Britain is experiencing its worst drop in living standards in three decades.
This year food and energy prices are expected to push inflation into double figures. In Australia, inflation is 3.5 per cent. From April 1, the UK energy regulator is raising the energy price cap by 54 per cent which will deliver a hit of more than $1200 a year to the average British household. That could rise again in October.
Brits will also pay a new social and health tax of 1.25 per cent from April. Bread prices are rising. Thirty per cent of worldwide wheat exports come from Russia and Ukraine and in the last two weeks of February wheat futures rose 28 per cent in London.
All of this plays into inflation which Bloomberg Economics in London says could reach 10 per cent in October.
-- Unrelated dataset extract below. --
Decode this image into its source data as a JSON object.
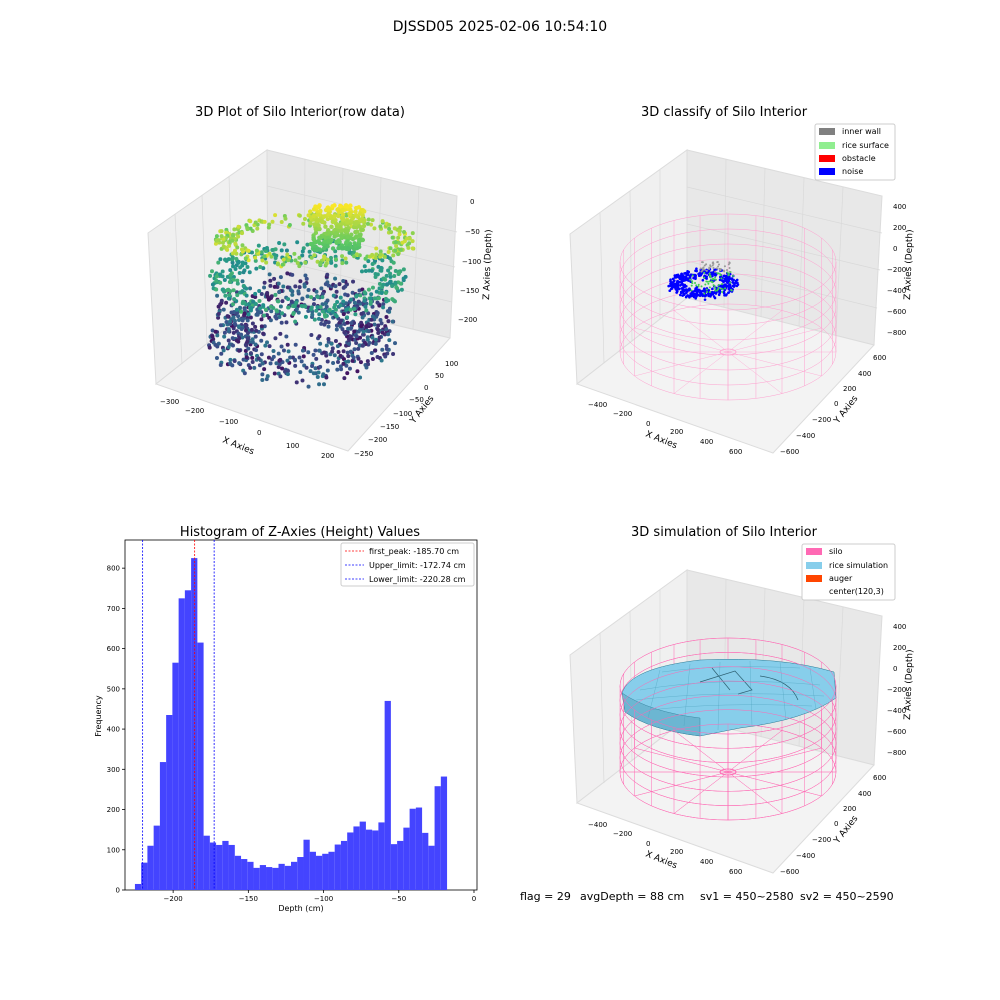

As a result the Bank of England is raising interest rates much faster than Australia. A third rise to 0.75 per cent is expected on Thursday and two further rises later in the year.
By comparison the Australian budget task looks 101. The difference is that in Australia this is an election budget.
There will be big spending items. The government’s increasing rhetoric around security resilience demands an increase in the defence budget to around 2.1 per cent of GDP. Defence, the NDIS, aged care and childcare are all structural changes weighing heavily on the budget.
Other big ticket items in the 2022 budget will include skills and infrastructure.
Last week Scott Morrison spoke from quarantine about national economic resilience but there was no mention of Australia’s $1 trillion debt or budget repair.
Last month Mr Frydenberg said it was time to draw some clear lines in the sand on government spending and move things back to a normalised setting when it came to broader assistance packages.
Unemployment is 4.2 per cent. If wages growth does not show clear signs of an uplift soon, the argument for a rate rise to confront inflation gets stronger. It would mean rising interest costs, government debt and the argument for budget repair gets stronger. Wages will need a different solution – a new look at the enterprise bargaining system.
It should be no surprise that this election will be about the cost of living for Australians. That, and health, are what really matters to them.